I spent my youthful days in the BBC studios with him or in the back of a truck with him and the engineers. But it wasn’t just that. Dad came from humble beginnings, he had holes in shoes as a kid that he stuffed with paper because his parents couldn’t afford new ones. He was the first person in his family to go to Grammar school … it changed his life. His national service, spent in the RAF, opened many doors, including learning to sail. Dad and I sailed together from when I was 5. By the time I was 8 we had won national championships and could pretty much beat anyone. He then built me a boat which I sailed to National and International level. He would watch from the cliffs staring out over oceans, as his daughter sailed about. But he wasn’t just watching, he was analysing every tack, every wind shift and we sit and talk about it afterwards.
After retiring from the BBC, he and Mum settled into a very busy social life bowling. As with everything Dad did, he did it with aplomb. He and Mum were always winning things! He was an accomplished handy man. If something was needed, Dad built it. Things weren’t thrown away, they were fixed. When my son was born, he embraced being a grandad. He was as happy reading to my lad as he was playing scalextric or building something out of lego.

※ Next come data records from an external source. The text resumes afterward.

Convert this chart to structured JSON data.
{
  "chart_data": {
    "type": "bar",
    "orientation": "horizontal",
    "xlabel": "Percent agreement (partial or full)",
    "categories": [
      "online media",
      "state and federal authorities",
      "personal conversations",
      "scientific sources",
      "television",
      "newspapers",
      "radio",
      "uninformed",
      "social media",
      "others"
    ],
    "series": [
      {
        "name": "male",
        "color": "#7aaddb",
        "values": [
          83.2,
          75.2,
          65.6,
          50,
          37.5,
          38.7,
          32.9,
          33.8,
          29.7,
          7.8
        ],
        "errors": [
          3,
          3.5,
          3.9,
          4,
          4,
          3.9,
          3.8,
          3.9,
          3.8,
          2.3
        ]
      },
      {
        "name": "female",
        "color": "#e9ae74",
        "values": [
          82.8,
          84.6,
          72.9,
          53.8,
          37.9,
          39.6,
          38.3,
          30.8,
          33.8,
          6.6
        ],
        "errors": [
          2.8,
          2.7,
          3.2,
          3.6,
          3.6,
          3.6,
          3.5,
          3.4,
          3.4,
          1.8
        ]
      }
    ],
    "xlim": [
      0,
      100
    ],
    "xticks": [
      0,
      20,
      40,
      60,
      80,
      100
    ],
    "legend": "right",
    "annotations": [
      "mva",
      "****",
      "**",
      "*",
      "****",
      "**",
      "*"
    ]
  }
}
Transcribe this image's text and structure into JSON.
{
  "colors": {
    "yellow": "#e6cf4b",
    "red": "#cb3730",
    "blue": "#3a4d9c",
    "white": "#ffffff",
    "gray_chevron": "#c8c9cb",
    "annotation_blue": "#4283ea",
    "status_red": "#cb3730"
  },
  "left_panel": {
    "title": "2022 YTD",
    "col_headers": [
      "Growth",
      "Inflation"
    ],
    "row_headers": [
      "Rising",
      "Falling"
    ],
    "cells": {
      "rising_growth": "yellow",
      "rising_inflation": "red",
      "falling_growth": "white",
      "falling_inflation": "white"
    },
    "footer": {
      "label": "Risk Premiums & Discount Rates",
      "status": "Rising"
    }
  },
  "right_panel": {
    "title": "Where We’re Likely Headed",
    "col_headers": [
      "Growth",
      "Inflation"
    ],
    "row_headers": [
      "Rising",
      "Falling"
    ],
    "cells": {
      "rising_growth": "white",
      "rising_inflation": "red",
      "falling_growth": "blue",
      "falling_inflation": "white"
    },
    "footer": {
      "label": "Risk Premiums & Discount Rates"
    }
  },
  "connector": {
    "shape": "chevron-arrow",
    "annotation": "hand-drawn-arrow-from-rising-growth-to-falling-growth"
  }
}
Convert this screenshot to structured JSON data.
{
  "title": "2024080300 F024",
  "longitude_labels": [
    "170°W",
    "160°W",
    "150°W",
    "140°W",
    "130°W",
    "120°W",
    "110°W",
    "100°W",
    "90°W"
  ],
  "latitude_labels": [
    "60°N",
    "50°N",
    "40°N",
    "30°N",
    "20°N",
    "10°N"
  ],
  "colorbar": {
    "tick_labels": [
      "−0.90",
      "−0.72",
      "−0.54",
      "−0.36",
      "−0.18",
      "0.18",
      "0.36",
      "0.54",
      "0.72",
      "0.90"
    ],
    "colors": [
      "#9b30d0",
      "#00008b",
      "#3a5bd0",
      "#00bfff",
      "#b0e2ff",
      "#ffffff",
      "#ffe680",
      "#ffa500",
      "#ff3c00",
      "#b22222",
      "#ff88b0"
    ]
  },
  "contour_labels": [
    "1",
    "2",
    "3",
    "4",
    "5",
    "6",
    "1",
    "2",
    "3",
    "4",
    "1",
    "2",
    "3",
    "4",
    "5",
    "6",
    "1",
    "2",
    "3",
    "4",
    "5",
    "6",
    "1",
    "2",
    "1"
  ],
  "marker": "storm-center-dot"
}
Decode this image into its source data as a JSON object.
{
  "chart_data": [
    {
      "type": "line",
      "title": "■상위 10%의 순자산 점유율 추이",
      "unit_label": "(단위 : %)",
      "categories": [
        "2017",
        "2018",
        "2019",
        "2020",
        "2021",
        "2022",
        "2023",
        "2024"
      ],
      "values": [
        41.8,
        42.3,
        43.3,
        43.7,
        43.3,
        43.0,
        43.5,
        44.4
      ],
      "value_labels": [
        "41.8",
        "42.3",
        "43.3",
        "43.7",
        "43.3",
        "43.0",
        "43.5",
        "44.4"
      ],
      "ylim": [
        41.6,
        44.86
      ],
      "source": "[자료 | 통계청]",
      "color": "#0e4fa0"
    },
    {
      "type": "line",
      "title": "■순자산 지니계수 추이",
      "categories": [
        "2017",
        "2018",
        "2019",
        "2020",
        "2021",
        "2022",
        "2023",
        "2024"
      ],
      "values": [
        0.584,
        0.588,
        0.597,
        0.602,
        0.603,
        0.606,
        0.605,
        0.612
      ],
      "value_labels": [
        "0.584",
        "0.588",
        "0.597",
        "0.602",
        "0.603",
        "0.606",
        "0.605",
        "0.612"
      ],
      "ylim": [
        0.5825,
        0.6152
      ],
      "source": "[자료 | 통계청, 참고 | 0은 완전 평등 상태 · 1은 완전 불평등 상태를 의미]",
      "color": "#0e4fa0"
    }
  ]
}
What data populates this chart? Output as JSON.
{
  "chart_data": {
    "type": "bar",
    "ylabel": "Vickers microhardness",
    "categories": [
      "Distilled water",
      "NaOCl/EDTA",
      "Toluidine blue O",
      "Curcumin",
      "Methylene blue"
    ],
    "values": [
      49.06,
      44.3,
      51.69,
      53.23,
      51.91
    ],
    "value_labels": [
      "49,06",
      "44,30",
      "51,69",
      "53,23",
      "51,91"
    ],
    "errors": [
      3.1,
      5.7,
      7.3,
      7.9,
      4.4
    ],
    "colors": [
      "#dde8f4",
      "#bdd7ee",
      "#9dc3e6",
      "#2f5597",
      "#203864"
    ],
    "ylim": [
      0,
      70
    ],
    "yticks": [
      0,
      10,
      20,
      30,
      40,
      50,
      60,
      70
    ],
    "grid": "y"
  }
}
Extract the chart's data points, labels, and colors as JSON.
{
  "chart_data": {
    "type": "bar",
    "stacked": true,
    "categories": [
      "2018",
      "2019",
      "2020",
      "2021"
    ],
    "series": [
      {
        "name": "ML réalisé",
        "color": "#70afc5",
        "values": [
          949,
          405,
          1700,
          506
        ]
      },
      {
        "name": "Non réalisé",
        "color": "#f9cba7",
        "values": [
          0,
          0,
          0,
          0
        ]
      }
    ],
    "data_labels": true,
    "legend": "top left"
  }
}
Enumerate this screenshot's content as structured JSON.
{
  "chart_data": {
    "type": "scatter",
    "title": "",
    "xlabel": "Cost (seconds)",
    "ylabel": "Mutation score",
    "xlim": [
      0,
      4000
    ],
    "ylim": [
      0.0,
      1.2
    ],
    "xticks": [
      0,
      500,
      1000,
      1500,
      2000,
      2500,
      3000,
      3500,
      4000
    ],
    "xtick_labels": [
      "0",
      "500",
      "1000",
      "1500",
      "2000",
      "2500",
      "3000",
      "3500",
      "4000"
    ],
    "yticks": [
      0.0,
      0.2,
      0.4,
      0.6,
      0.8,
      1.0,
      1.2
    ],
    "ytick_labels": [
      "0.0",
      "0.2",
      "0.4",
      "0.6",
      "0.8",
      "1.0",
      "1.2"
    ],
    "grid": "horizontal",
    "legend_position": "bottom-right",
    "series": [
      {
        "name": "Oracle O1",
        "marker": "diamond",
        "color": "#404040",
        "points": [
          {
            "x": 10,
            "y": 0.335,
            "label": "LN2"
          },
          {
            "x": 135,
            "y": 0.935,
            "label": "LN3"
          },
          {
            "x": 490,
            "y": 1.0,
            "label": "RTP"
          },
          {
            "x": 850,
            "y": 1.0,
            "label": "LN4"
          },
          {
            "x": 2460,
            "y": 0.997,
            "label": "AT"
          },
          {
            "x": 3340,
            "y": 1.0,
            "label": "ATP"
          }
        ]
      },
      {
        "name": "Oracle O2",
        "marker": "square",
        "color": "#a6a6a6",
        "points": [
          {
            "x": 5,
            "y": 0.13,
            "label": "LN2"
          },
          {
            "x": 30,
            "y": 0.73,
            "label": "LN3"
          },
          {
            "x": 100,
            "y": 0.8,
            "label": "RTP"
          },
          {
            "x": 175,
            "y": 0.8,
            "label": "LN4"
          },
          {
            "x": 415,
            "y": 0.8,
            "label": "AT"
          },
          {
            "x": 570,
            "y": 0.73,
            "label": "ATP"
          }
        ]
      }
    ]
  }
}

At his heart, he was a very private person but he instilled socialist values in me. He made me value every person I worked with. He made me competitive and he gave me his musicality and creativity.
Sadly on the 10th December, at 82, Dad passed away. It’s going to take a long time for me and my family to recover.
Well … back to plan A! Get my manuscript written, enter a few short story competitions. Go to the SCBWI conference, as an attendee (now that will be a new thing!). Get back to blogging, as I have read some marvellous books since I last posted anything and … who knows! I am going to spend the next few months going with the flow.
Thanks to all the tremendous support I have had from friends and people I hardly know. You have no idea how much it has meant to me.